As ABVD and BEACOPP regimens are associated with significant neutropenia, prophylactic granulocyte colony-stimulating factor is often used in conjunction. In fact it is a requirement for the BEACOPP protocol [10]. However, there is a risk of G-CSF association with sickle cell crises [11]. A case has been reported wherein a patient with sickle cell trait developed sickle cell crises after receiving Neulasta in conjunction with chemotherapy for breast cancer [12]. In an article reviewing the amount of cases of G-CSF used on sickle cell patients in 2009, 7 out of the 11 patients studied experienced severe complications including vaso-occlusive crisis, acute chest syndrome, multiorgan system failure, and death [13]. Relative to our case, one of those individuals was being treated for Hodgkin’s lymphoma and developed bone pain crisis requiring hospitalization as a result of G-CSF administration [14]. Therefore, the regimen we selected for our patient excluded neupogen.

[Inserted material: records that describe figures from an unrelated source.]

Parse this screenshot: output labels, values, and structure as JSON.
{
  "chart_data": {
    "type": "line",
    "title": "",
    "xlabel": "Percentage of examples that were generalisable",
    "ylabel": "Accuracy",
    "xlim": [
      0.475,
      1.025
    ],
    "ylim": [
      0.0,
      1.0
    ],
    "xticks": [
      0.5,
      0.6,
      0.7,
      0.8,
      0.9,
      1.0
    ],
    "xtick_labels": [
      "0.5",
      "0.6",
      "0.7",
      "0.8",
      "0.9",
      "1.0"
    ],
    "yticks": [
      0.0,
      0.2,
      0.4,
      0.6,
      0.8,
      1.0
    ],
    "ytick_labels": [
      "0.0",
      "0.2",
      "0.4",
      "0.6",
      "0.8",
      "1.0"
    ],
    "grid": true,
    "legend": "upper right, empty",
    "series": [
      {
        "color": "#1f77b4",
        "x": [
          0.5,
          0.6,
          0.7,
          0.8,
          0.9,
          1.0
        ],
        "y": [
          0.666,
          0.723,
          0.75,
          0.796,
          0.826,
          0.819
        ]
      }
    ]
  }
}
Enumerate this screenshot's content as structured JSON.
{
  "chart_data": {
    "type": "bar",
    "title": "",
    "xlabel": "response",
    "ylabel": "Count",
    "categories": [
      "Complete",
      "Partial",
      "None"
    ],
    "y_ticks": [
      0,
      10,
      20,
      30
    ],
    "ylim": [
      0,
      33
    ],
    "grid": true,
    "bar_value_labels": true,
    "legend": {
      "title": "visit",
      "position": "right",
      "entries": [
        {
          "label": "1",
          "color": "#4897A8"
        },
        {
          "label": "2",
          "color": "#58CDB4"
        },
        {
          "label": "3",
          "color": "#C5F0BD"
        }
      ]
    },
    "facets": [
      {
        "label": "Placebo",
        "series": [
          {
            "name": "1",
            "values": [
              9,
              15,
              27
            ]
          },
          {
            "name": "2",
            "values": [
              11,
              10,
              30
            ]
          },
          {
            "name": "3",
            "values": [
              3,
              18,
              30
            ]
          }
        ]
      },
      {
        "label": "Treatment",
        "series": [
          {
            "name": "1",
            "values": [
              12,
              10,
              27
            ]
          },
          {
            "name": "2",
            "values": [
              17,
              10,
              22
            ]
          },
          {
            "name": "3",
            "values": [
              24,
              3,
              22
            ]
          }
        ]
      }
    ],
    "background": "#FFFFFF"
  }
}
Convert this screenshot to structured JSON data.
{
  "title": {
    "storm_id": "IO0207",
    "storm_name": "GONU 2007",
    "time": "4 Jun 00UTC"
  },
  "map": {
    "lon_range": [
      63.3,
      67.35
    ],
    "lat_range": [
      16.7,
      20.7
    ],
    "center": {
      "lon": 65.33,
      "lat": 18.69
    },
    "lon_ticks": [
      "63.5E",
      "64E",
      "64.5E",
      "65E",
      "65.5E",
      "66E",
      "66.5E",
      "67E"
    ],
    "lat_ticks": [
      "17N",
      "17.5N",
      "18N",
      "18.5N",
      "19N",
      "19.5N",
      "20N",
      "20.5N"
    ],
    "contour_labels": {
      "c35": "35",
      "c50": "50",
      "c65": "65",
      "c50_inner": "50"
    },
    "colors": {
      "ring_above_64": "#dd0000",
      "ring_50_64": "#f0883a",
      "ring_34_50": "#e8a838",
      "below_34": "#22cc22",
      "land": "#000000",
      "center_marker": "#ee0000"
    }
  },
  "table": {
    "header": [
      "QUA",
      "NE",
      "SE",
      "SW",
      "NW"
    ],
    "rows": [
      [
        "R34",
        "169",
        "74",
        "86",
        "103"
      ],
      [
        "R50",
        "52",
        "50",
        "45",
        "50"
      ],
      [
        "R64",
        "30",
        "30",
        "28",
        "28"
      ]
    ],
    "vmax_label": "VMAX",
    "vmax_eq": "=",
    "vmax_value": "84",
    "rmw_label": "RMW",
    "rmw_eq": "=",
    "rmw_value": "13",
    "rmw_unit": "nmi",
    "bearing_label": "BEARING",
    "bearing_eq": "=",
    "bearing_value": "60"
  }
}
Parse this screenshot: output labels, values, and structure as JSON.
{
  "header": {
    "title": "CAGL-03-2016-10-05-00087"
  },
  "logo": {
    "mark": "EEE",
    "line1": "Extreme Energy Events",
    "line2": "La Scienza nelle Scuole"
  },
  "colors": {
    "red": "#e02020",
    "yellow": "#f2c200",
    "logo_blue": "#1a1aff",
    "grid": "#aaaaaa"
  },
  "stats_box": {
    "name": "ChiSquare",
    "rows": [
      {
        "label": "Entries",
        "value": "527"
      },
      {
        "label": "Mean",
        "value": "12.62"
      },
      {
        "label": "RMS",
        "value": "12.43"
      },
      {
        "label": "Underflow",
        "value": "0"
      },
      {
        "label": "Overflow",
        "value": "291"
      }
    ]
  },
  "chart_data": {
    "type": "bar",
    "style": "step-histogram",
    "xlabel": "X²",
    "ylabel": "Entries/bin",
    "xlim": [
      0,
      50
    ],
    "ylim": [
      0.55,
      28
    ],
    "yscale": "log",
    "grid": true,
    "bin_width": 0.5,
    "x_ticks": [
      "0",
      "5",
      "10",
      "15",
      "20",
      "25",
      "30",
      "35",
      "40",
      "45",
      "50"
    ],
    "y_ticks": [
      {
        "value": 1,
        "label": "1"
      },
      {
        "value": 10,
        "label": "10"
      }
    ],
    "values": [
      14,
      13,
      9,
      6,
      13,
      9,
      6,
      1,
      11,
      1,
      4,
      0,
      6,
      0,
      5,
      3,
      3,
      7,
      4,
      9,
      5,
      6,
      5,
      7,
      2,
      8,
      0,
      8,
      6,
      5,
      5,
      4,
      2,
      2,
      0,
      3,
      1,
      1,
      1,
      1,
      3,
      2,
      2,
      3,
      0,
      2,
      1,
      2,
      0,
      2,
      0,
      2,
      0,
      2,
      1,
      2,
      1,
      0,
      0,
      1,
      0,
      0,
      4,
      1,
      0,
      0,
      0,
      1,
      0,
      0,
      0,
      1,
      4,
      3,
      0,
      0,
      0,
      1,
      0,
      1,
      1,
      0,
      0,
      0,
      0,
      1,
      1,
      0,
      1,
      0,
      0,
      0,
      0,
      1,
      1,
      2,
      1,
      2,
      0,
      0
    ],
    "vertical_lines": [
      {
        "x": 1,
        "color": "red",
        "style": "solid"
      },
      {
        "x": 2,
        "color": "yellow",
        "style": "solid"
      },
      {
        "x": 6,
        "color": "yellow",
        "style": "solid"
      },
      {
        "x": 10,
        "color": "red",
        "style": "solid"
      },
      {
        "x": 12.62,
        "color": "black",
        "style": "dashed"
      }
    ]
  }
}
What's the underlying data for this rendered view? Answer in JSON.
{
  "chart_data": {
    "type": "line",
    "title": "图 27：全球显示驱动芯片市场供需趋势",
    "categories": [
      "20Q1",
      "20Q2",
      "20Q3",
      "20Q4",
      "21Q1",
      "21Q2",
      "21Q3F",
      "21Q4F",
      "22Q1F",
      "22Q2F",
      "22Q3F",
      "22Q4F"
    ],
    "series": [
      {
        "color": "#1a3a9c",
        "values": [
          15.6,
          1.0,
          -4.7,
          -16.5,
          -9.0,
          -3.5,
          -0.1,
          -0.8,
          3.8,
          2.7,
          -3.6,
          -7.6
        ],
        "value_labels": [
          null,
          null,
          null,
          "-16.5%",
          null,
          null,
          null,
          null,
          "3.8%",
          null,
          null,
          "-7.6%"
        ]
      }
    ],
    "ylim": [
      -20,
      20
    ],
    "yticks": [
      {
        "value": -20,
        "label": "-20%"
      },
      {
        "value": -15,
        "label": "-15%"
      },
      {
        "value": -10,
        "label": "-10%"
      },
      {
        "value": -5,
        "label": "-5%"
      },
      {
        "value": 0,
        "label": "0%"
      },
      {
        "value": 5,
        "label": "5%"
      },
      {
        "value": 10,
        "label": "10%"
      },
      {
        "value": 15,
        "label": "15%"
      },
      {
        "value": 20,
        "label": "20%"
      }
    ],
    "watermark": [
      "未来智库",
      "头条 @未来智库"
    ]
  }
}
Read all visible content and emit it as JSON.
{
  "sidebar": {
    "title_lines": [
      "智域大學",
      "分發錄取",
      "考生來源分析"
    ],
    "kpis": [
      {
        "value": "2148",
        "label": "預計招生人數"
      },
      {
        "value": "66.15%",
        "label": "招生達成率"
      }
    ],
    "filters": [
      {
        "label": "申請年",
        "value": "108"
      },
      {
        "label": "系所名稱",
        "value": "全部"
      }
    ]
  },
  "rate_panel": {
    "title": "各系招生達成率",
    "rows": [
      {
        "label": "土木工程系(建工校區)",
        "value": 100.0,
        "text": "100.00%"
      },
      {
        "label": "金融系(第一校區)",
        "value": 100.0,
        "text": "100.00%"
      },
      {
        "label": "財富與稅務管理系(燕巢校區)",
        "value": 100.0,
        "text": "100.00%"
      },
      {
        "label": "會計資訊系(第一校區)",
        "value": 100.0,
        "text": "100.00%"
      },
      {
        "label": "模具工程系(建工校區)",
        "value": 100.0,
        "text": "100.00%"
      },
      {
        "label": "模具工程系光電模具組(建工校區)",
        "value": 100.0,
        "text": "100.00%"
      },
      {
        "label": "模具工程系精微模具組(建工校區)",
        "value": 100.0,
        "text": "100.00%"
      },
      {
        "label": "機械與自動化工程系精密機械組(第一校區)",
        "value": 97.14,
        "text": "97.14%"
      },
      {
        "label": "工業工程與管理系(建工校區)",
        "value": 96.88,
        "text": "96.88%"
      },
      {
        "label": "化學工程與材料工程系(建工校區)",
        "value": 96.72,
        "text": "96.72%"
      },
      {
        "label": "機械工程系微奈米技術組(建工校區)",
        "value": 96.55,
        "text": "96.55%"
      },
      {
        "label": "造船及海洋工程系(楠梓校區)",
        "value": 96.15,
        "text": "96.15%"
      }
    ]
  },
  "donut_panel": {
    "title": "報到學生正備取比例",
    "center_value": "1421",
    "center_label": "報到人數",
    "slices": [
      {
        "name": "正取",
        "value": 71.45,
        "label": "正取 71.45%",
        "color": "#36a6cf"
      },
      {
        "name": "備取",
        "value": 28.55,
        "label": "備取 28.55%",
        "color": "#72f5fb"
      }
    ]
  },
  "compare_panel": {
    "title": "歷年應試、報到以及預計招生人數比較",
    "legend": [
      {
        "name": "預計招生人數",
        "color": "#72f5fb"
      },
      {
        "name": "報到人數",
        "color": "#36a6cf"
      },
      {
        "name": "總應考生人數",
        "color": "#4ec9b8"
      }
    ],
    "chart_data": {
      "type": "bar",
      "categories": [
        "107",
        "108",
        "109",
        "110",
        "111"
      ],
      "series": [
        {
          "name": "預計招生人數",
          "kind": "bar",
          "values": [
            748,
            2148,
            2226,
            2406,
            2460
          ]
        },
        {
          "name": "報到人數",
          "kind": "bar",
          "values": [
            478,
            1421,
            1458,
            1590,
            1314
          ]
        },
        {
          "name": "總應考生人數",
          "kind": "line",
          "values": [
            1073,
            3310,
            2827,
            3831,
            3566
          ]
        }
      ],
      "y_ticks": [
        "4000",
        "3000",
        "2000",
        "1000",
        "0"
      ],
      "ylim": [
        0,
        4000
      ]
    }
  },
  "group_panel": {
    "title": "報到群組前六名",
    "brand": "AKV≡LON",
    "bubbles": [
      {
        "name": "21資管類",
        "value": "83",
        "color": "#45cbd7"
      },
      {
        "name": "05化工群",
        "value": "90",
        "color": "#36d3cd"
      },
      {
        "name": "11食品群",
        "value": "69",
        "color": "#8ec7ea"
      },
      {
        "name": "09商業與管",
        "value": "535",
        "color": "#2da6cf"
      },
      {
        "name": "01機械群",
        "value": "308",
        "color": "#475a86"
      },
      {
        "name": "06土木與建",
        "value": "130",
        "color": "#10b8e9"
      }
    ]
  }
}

The increasing lifespan of patients with sickle cell disease yields the possibility of developing diseases that may present with age, including malignancy. The treatments recommended for non-sickle cell patients may be applied to sickle cell cases, with special consideration regarding the interactions of medications with this condition, as we put forth in our regimen used to treat a sickle cell patient with Hodgkin’s lymphoma.

The authors have no ethical conflicts to declare. The research does comply with guidelines for human studies and animal welfare regulations. Informed consent has been obtained from the patient. The study protocol was approved by human research at New York Presbyterian Brooklyn Methodist Hospital.

The authors certify that they have no affiliations with or involvement in any organization or entity with any financial interest (such as honoraria; educational grants; participation in speakers’ bureaus; membership, employment, consultancies, stock ownership, or other equity interest; and expert testimony or patent-licensing arrangements), or non-financial interest (such as personal or professional relationships, affiliations, knowledge or beliefs) in the subject matter or materials discussed in this manuscript. The authors do not have any conflicts of interest to disclose.